不動産投資の相場で騙されないための防衛策:悪徳業者を見抜く方法
不動産投資は正しい知識を持って行えば手堅い資産形成の手法ですが、初心者や知識不足の投資家を狙った悪徳業者が存在することも事実です。「相場を知らない」という弱みにつけ込まれると、数百万円、数千万円という取り返しのつかない損失(損)を被ることになります。
本記事では、不動産投資における「相場に関する詐欺的手法」の手口を知り、絶対に騙されないための防衛策を徹底的に解説します。
1. 悪徳業者が仕掛ける「相場の罠」とは?
悪徳業者は、言葉巧みに投資家の相場観を狂わせようとします。よくある手口を見ていきましょう。
手口①:二重価格(ふっかけ価格)の提示
「本来は3,000万円の相場の物件ですが、あなただけに特別に2,500万円でお譲りします!」などと言って、お得感を演出する手口です。実際には市場相場が2,000万円程度の物件であり、特別価格と称して相場より高く売りつけようとしています。
手口②:架空の満室想定(レントロールの改ざん)
収益還元法によって物件価格が決まることを逆手に取り、実際には空室が多いのに、一時的にサクラを入居させたり、相場より不自然に高い家賃で契約した書類をでっち上げたりして、利回りを高く見せかける手口(カーペット爆撃、満室偽装など)です。購入直後にサクラが退去し、相場通りの家賃でしか入居者が決まらず、収支が赤字に転落します。
手口③:「節税効果」の過大評価
「不動産投資は節税になるので、相場より物件価格が高くても、トータルではプラスになります」というセールストークです。確かに初年度などは諸経費によって帳簿上の赤字が作れ、所得税の還付が受けられることはありますが、長期的に見ればキャッシュフローがマイナスになる物件を「節税」というマジックワードで買わせようとする手口です。
2. 騙されないための3つの鉄則
悪徳業者から身を守り、損をしないためには、以下の鉄則を必ず守りましょう。
鉄則①:相場は自分で調べる(他人に依存しない)
業者が提示する資料だけを信じてはいけません。必ず自分自身で、不動産ポータルサイト(SUUMO、HOME'S、健美家、楽待など)を使い、対象物件の周辺相場(売買価格と賃料)をリサーチしてください。「相場を自分で調べる姿勢」を見せるだけでも、悪徳業者は警戒して離れていきます。

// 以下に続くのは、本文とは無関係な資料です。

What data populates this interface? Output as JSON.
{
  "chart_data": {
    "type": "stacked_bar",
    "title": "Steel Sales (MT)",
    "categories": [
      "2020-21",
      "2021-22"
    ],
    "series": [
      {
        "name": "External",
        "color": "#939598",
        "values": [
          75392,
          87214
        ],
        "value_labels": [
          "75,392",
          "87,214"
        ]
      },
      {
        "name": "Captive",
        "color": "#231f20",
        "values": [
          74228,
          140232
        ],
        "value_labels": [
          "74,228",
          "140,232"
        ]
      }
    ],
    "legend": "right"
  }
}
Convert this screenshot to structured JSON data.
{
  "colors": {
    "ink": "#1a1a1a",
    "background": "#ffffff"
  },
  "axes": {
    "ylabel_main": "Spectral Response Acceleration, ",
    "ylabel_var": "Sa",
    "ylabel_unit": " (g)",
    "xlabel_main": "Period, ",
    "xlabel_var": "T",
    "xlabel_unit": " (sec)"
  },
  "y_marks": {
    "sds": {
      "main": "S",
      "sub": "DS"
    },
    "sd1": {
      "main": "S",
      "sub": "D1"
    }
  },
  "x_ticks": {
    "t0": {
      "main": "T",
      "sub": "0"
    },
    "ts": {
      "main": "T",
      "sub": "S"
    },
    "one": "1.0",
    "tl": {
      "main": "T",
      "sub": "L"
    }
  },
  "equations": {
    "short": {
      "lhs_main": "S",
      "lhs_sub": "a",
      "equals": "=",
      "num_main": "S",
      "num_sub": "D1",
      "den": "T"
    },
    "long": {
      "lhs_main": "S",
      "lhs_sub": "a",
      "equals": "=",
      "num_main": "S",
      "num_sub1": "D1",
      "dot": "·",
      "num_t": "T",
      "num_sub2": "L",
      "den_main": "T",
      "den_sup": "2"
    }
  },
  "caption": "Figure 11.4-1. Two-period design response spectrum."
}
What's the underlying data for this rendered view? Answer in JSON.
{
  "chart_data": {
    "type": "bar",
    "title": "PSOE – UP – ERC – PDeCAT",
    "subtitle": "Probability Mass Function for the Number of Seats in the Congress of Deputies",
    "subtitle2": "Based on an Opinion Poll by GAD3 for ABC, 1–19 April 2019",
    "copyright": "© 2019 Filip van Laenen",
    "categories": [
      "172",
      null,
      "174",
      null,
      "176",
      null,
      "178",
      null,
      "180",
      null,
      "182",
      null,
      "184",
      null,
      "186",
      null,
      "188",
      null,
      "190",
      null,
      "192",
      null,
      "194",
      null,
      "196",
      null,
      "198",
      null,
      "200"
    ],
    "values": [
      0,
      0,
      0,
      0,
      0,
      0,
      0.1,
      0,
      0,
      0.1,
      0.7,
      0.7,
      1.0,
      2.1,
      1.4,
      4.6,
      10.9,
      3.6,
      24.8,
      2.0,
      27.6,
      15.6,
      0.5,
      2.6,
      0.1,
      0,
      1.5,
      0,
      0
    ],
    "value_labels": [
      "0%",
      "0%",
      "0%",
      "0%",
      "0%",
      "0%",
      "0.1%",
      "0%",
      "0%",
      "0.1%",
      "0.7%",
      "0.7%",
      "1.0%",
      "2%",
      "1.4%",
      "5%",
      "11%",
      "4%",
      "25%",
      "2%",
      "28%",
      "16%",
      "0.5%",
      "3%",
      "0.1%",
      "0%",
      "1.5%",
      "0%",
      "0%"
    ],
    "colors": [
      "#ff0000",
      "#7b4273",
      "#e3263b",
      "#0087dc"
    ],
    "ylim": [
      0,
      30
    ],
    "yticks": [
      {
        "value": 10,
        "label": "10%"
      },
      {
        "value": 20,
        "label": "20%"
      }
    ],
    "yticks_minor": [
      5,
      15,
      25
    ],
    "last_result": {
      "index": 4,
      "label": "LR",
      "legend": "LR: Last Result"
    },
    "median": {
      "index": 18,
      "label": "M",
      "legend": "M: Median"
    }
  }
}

鉄則②:物件の「現地」と「管理状況」を自分の目で確認する
利回りなどの数字だけで判断せず、必ず現地に足を運びましょう。周辺環境(スーパーや駅の状況)、物件の清掃状況、郵便受けにチラシが溜まっていないか(空室の目安)などを確認することで、書類上の数字と実態のズレに気づくことができます。
鉄則③:その場で即決しない、契約を急がせる業者を警戒する
「この物件は人気で、他にも買いたい人がいるから今日中に決めてください」と契約を急がせるのは、悪徳業者の常套句です。冷静に相場を調べたり、第三者に相談したりする時間を与えないためです。どんなに好条件に見えても、その場でハンコを押すことは絶対にやめましょう。
3. 客観的なアドバイザーを持つ
不動産投資の知識に不安がある場合は、利害関係のない第三者の専門家(独立系の不動産コンサルタントや、ファイナンシャルプランナー、不動産投資の経験豊富な知人など)に相談するルートを持っておくことが最強の防衛策です。
4. まとめ
不動産投資において「騙されない」ためには、「うまい話には必ず裏がある」と疑うこと、そして「自分の資産は自分で守るための知識(相場観)を身につけること」に尽きます。業者のペースに乗せられず、冷静に相場と収益性を分析する力を養うことで、失敗のリスクを極限まで減らすことができるでしょう。